Anderson inside Edge of the Circle. Or is it Edge of the Circle Books? (Images: Alex Garland for CHS)

If there is an incantation for keeping a book store alive, it’s possible Capitol Hill’s Edge of the Circle is putting it to use.

The shop has been supplying Capitol Hill for 21 years, and is currently Seattle’s best source for paganism and the occult. And that’s just in its current location, on E Pike at Boylston, neighbor to The Honeyhole and Babeland. Edge got its start in “a hallway downtown,” owner Robert Anderson said, which progressed into “a shack on 14th and Union, which has since been torn down.” It’s there that Anderson, once a regular customer, got his start as a volunteer.

“It looked kind of like a two-room living space, if it had been emptied of all the stock inside. You wouldn’t have thought it was a store.”

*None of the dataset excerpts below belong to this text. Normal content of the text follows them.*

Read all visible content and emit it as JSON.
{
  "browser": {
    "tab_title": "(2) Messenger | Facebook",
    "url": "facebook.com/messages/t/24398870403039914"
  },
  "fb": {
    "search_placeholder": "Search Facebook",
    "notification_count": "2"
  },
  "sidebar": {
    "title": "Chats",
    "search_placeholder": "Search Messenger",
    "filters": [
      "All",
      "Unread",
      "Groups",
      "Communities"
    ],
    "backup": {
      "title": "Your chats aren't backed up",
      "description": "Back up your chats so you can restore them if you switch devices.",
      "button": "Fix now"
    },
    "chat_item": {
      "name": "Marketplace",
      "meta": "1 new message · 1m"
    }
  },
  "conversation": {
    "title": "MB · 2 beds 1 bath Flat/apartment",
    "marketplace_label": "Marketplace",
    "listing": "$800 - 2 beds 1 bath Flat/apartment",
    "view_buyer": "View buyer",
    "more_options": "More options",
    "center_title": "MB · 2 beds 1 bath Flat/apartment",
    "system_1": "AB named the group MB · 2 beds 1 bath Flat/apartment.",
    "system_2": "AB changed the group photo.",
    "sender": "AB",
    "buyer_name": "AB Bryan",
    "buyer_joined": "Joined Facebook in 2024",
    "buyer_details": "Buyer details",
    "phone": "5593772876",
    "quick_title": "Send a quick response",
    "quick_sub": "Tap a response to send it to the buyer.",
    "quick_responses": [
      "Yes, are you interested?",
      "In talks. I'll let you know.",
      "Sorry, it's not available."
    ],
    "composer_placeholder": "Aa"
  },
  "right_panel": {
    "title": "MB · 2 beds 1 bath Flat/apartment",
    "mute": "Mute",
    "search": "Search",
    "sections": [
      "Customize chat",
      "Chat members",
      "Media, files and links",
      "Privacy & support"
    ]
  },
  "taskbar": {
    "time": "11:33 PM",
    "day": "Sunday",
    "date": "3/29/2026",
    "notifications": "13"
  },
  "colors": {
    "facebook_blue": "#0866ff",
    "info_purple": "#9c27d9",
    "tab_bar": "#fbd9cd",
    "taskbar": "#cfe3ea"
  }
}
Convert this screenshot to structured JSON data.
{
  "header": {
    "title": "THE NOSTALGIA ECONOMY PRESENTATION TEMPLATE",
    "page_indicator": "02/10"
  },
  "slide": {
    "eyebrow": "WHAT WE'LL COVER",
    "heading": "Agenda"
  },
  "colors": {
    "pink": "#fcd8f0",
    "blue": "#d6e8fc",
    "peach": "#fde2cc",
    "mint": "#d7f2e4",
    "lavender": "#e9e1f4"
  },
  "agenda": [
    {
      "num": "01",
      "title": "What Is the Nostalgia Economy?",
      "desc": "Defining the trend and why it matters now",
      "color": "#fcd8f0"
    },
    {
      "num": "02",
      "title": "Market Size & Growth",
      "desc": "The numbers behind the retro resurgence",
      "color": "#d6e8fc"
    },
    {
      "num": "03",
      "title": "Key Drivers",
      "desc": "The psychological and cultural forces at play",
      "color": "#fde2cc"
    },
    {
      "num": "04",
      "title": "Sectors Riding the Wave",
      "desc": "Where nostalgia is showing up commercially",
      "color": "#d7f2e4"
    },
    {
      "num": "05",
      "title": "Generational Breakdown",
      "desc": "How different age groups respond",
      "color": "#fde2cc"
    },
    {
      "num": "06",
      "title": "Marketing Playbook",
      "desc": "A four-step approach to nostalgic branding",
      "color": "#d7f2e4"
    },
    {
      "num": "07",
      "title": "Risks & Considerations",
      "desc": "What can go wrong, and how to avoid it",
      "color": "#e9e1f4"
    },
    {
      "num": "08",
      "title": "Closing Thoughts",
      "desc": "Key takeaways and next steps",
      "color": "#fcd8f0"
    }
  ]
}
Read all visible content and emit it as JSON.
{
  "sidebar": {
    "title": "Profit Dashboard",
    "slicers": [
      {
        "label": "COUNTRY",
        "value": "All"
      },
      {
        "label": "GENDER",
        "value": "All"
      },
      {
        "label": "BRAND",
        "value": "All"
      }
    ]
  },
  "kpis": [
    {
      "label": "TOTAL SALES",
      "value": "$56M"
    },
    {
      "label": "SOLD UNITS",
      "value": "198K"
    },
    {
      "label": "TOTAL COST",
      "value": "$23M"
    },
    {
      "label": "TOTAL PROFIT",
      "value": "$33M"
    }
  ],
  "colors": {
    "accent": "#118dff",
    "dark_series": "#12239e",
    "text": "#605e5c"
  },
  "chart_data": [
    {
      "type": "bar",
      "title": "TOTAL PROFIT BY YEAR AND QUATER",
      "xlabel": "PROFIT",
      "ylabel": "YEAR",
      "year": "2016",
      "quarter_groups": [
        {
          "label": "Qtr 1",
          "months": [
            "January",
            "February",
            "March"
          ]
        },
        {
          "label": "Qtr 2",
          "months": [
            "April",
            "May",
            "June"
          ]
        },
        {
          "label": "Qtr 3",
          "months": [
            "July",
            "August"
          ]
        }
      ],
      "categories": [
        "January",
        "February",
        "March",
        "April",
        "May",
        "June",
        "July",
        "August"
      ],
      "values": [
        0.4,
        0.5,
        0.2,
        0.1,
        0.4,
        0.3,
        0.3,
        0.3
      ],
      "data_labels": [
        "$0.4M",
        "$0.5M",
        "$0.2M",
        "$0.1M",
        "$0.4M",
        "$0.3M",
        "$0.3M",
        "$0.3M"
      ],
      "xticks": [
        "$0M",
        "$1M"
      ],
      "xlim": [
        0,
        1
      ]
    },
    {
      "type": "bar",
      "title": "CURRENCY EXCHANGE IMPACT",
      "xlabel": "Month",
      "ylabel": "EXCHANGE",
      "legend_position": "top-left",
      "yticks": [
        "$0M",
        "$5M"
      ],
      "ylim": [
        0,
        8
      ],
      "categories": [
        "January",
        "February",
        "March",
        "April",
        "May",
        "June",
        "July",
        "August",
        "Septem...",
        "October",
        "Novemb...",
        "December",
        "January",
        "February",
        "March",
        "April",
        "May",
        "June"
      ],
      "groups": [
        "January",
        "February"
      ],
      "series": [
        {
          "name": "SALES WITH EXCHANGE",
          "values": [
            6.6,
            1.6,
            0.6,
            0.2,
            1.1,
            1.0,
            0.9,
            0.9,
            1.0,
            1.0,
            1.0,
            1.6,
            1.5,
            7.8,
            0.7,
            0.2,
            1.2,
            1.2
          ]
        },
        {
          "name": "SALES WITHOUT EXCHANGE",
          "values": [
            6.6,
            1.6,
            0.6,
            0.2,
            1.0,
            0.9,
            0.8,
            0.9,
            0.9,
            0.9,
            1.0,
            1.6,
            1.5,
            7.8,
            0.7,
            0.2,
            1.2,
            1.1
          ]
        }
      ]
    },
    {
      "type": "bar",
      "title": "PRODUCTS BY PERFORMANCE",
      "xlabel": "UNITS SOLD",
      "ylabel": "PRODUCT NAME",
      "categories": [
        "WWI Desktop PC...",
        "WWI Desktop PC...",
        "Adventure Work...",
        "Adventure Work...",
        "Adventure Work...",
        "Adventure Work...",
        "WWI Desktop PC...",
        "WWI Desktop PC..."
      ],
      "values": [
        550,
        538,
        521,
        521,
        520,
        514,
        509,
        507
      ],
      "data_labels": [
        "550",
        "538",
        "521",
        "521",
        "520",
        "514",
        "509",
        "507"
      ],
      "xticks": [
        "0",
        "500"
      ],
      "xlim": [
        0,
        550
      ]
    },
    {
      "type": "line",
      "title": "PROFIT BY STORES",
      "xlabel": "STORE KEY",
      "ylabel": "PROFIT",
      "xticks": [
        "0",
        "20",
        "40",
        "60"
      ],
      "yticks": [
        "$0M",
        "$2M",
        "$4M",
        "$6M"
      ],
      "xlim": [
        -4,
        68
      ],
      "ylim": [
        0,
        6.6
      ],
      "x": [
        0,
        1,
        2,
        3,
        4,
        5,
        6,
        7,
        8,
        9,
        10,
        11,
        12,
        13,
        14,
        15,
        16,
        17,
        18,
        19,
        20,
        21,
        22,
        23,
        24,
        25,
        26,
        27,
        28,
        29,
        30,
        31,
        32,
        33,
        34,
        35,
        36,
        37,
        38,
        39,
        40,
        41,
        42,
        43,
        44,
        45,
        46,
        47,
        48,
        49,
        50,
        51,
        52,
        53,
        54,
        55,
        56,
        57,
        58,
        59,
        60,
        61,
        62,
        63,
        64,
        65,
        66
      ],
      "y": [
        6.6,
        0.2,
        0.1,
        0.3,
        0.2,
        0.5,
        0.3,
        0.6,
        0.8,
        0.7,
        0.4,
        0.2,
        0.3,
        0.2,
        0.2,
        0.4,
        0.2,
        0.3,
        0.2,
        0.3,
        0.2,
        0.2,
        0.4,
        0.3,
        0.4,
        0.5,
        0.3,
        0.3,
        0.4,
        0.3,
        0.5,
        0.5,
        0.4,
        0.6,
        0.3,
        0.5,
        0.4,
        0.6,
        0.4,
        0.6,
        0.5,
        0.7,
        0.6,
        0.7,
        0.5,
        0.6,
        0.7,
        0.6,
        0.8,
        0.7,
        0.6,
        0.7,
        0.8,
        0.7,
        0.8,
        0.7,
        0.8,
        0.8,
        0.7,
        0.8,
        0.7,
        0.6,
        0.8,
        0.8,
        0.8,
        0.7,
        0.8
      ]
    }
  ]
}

It went by a different name then: Shamanic Convergence. The business moved to Capitol Hill in 1994 with a grand ambition: to operate two businesses at once. The Green Man Cafe, and Shamanic Convergence.IMG_1881

Around this time, the store underwent a name change, becoming the Edge of the Circle we see today, very visible on the northeast-jutting corner on E Pike just before QFC on Broadway.

When it first moved in, Edge was essentially two businesses in one.